Tasogare-Postcard Fantasy rappresenta un’evoluzione naturale del percorso iniziato con Tea for Tears, consolidando l’approccio yacht rock e incorporando elementi funk in modo ancora più deciso, con incursioni nel pop in stile Carpenters. La partecipazione di musicisti americani (Abraham Laboriel, Robben Ford, Paulinho Da Costa, Russell Ferrante, Ricky Lawson, The Phenix Horns, Carlos Rios) contribuisce a rafforzare il respiro internazionale della produzione. Se l’album fosse stato realmente inciso negli Stati Uniti, come sembra probabile (purtroppo non sono riuscito a trovare molto in rete per quanto riguarda l’esatta ubicazione della registrazione, se non un post su di un forum dedicato al City Pop, ovviamente senza avere conferma di ciò) questo dettaglio aggiungerebbe ulteriore credibilità al risultato finale, che si distingue per la qualità della produzione e degli arrangiamenti. Tasogare-Postcard Fantasy non è soltanto un punto di svolta nella carriera di Ohashi, ma anche una dichiarazione di intenti, con brani che spaziano tra ballate dal sapore jazzy e groove più ritmati, pensati per un pubblico sofisticato e cosmopolita.

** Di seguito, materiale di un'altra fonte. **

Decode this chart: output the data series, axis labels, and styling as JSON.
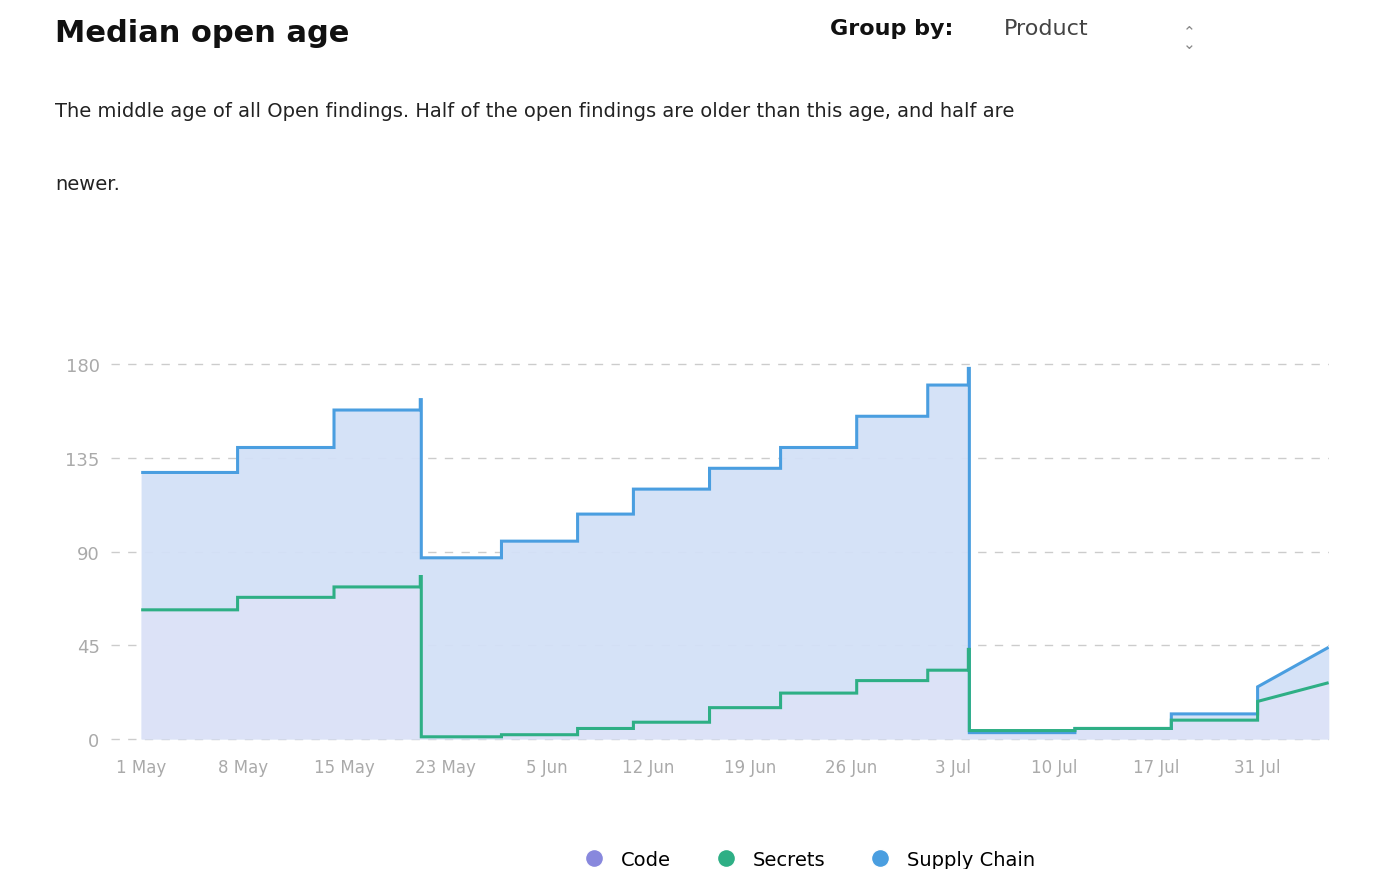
{
  "title": "Median open age",
  "subtitle": "The middle age of all Open findings. Half of the open findings are older than this age, and half are\nnewer.",
  "group_by_label": "Group by:",
  "group_by_value": "Product",
  "background_color": "#ffffff",
  "yticks": [
    0,
    45,
    90,
    135,
    180
  ],
  "ylim": [
    -4,
    205
  ],
  "x_labels": [
    "1 May",
    "8 May",
    "15 May",
    "23 May",
    "5 Jun",
    "12 Jun",
    "19 Jun",
    "26 Jun",
    "3 Jul",
    "10 Jul",
    "17 Jul",
    "31 Jul"
  ],
  "supply_chain_x": [
    0,
    0.95,
    0.95,
    1.9,
    1.9,
    2.75,
    2.75,
    2.76,
    2.76,
    3.55,
    3.55,
    4.3,
    4.3,
    4.85,
    4.85,
    5.6,
    5.6,
    6.3,
    6.3,
    7.05,
    7.05,
    7.75,
    7.75,
    8.15,
    8.15,
    8.16,
    8.16,
    9.2,
    9.2,
    10.15,
    10.15,
    11.0,
    11.0,
    11.7
  ],
  "supply_chain_y": [
    128,
    128,
    140,
    140,
    158,
    158,
    163,
    163,
    87,
    87,
    95,
    95,
    108,
    108,
    120,
    120,
    130,
    130,
    140,
    140,
    155,
    155,
    170,
    170,
    178,
    178,
    3,
    3,
    5,
    5,
    12,
    12,
    25,
    44
  ],
  "secrets_x": [
    0,
    0.95,
    0.95,
    1.45,
    1.45,
    1.9,
    1.9,
    2.35,
    2.35,
    2.75,
    2.75,
    2.76,
    2.76,
    3.55,
    3.55,
    4.3,
    4.3,
    4.85,
    4.85,
    5.6,
    5.6,
    6.3,
    6.3,
    7.05,
    7.05,
    7.75,
    7.75,
    8.15,
    8.15,
    8.16,
    8.16,
    9.2,
    9.2,
    10.15,
    10.15,
    11.0,
    11.0,
    11.7
  ],
  "secrets_y": [
    62,
    62,
    68,
    68,
    68,
    68,
    73,
    73,
    73,
    73,
    78,
    78,
    1,
    1,
    2,
    2,
    5,
    5,
    8,
    8,
    15,
    15,
    22,
    22,
    28,
    28,
    33,
    33,
    43,
    43,
    4,
    4,
    5,
    5,
    9,
    9,
    18,
    27
  ],
  "supply_chain_color": "#4A9EE0",
  "secrets_color": "#2EAF85",
  "code_fill_color": "#dde3f8",
  "supply_fill_color": "#ccdff7",
  "grid_color": "#cccccc",
  "ytick_color": "#aaaaaa",
  "xtick_color": "#aaaaaa",
  "legend_code_color": "#8888dd",
  "legend_secrets_color": "#2EAF85",
  "legend_supply_color": "#4A9EE0"
}
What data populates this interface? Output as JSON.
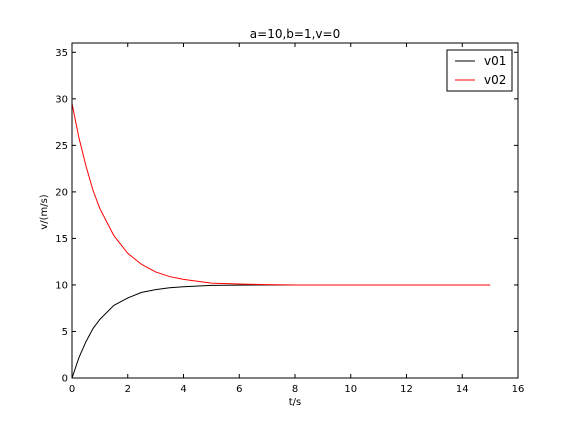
{
  "chart_data": {
    "type": "line",
    "title": "a=10,b=1,v=0",
    "xlabel": "t/s",
    "ylabel": "v/(m/s)",
    "xlim": [
      0,
      16
    ],
    "ylim": [
      0,
      36
    ],
    "xticks": [
      0,
      2,
      4,
      6,
      8,
      10,
      12,
      14,
      16
    ],
    "yticks": [
      0,
      5,
      10,
      15,
      20,
      25,
      30,
      35
    ],
    "grid": false,
    "legend_position": "top-right",
    "series": [
      {
        "name": "v01",
        "color": "#000000",
        "x": [
          0,
          0.25,
          0.5,
          0.75,
          1,
          1.5,
          2,
          2.5,
          3,
          3.5,
          4,
          5,
          6,
          7,
          8,
          9,
          10,
          11,
          12,
          13,
          14,
          15
        ],
        "y": [
          0,
          2.2,
          3.9,
          5.3,
          6.3,
          7.8,
          8.6,
          9.2,
          9.5,
          9.7,
          9.8,
          9.95,
          9.98,
          10,
          10,
          10,
          10,
          10,
          10,
          10,
          10,
          10
        ]
      },
      {
        "name": "v02",
        "color": "#ff0000",
        "x": [
          0,
          0.25,
          0.5,
          0.75,
          1,
          1.5,
          2,
          2.5,
          3,
          3.5,
          4,
          5,
          6,
          7,
          8,
          9,
          10,
          11,
          12,
          13,
          14,
          15
        ],
        "y": [
          29.5,
          25.8,
          22.8,
          20.2,
          18.2,
          15.3,
          13.4,
          12.2,
          11.4,
          10.9,
          10.6,
          10.2,
          10.1,
          10.03,
          10,
          10,
          10,
          10,
          10,
          10,
          10,
          10
        ]
      }
    ]
  }
}
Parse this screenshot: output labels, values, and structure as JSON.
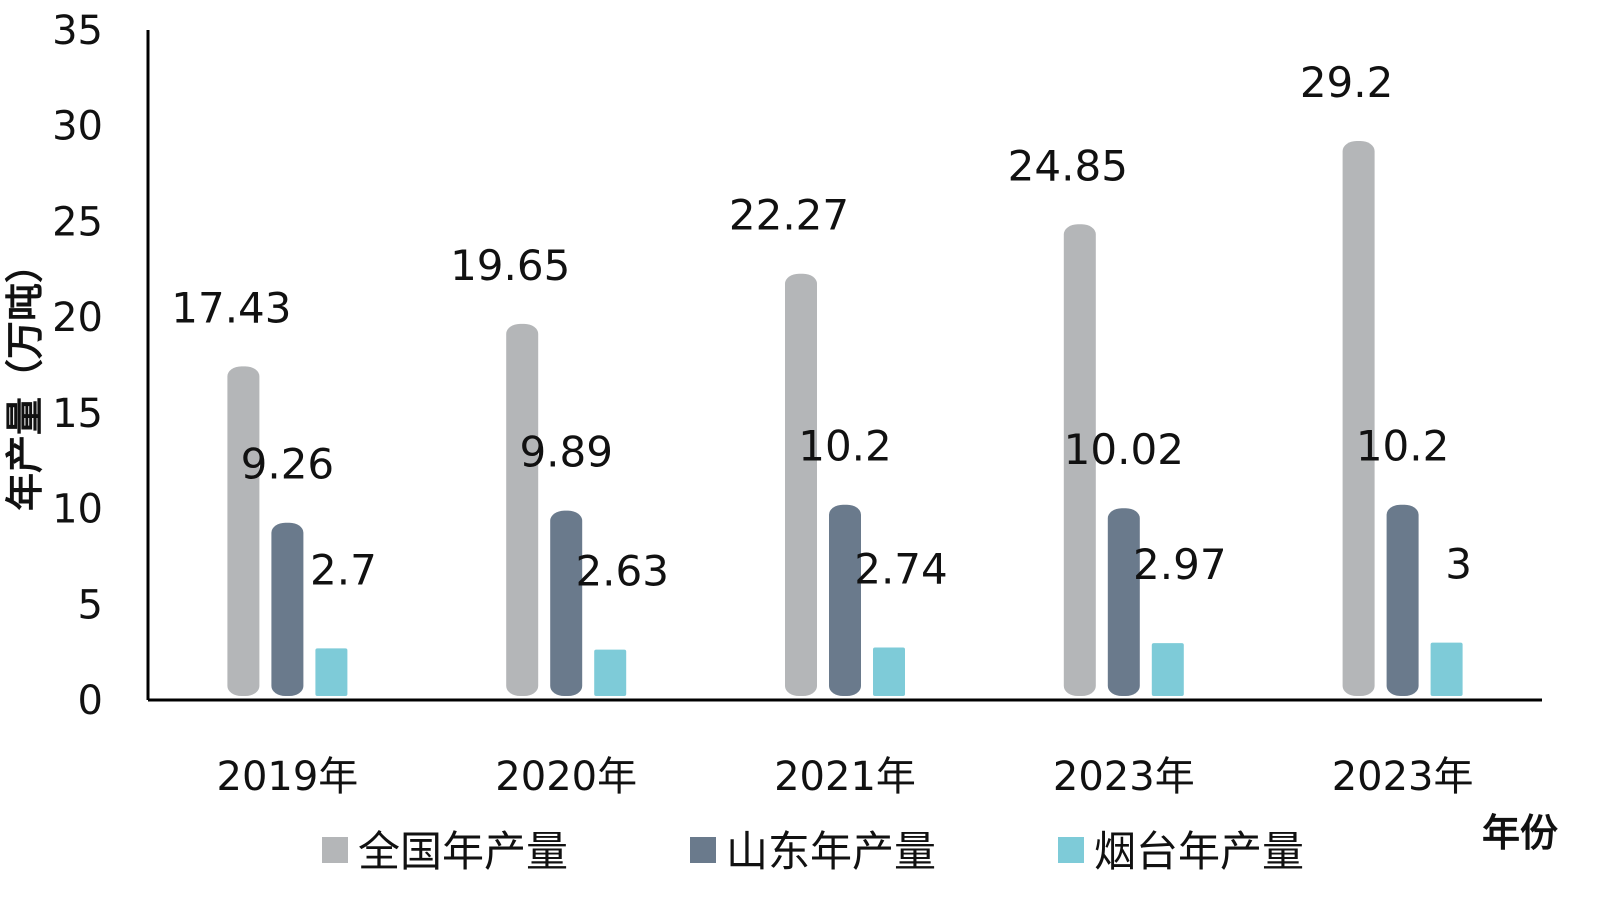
{
  "chart_data": {
    "type": "bar",
    "categories": [
      "2019年",
      "2020年",
      "2021年",
      "2023年",
      "2023年"
    ],
    "series": [
      {
        "name": "全国年产量",
        "values": [
          17.43,
          19.65,
          22.27,
          24.85,
          29.2
        ],
        "labels": [
          "17.43",
          "19.65",
          "22.27",
          "24.85",
          "29.2"
        ],
        "color": "#b4b6b8"
      },
      {
        "name": "山东年产量",
        "values": [
          9.26,
          9.89,
          10.2,
          10.02,
          10.2
        ],
        "labels": [
          "9.26",
          "9.89",
          "10.2",
          "10.02",
          "10.2"
        ],
        "color": "#6a7a8c"
      },
      {
        "name": "烟台年产量",
        "values": [
          2.7,
          2.63,
          2.74,
          2.97,
          3
        ],
        "labels": [
          "2.7",
          "2.63",
          "2.74",
          "2.97",
          "3"
        ],
        "color": "#7ecbd8"
      }
    ],
    "ylabel": "年产量（万吨）",
    "xlabel": "年份",
    "ylim": [
      0,
      35
    ],
    "yticks": [
      0,
      5,
      10,
      15,
      20,
      25,
      30,
      35
    ],
    "legend_position": "bottom",
    "grid": false
  }
}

Il risultato definitivo di questo percorso si concretizza con Point Zero, il capolavoro di Junko Ohashi. L’album mostra un’artista al culmine delle sue capacità vocali, esplorando una vasta gamma di stili: dal tipico R&B sintetico degli anni ’80 al funk, come nel brano A Love Affair, in cui il genere si arricchisce di rimandi alla tradizione musicale giapponese. Non mancano il soul con sfumature yacht rock, le ballad in stile Carpenters – una costante nella carriera di Ohashi – e le ballad mid-tempo perfettamente calate nell’universo yacht rock, oltre a incursioni nel soft jazz che evocano l’atmosfera di un club notturno.
A sottolineare il cosmopolitismo del disco, Ohashi canta in inglese in cinque dei nove brani presenti, riservando i restanti quattro alla sua lingua madre. Per quanto mi riguarda, Point Zero rappresenta uno dei vertici assoluti del City Pop. È un peccato che sia così sottovalutato, apparendo raramente nelle playlist dedicate al genere. Eppure, è difficile trovare un album meglio costruito di questo, sia per gli arrangiamenti che per la qualità della produzione.
Junko Ohashi ci ha lasciato nel novembre del 2023, lasciandoci in eredità una testimonianza di straordinaria versatilità e ricchezza artistica. Nonostante il suo contributo fondamentale al City Pop, la sua figura rimane meno celebrata rispetto ad altri nomi del genere. Mi auguro che, in un’epoca in cui si riscoprono artisti che definire cani e porci è far loro un complimento, Junko Ohashi possa finalmente ottenere il posto che le spetta nel pantheon della musica giapponese e internazionale.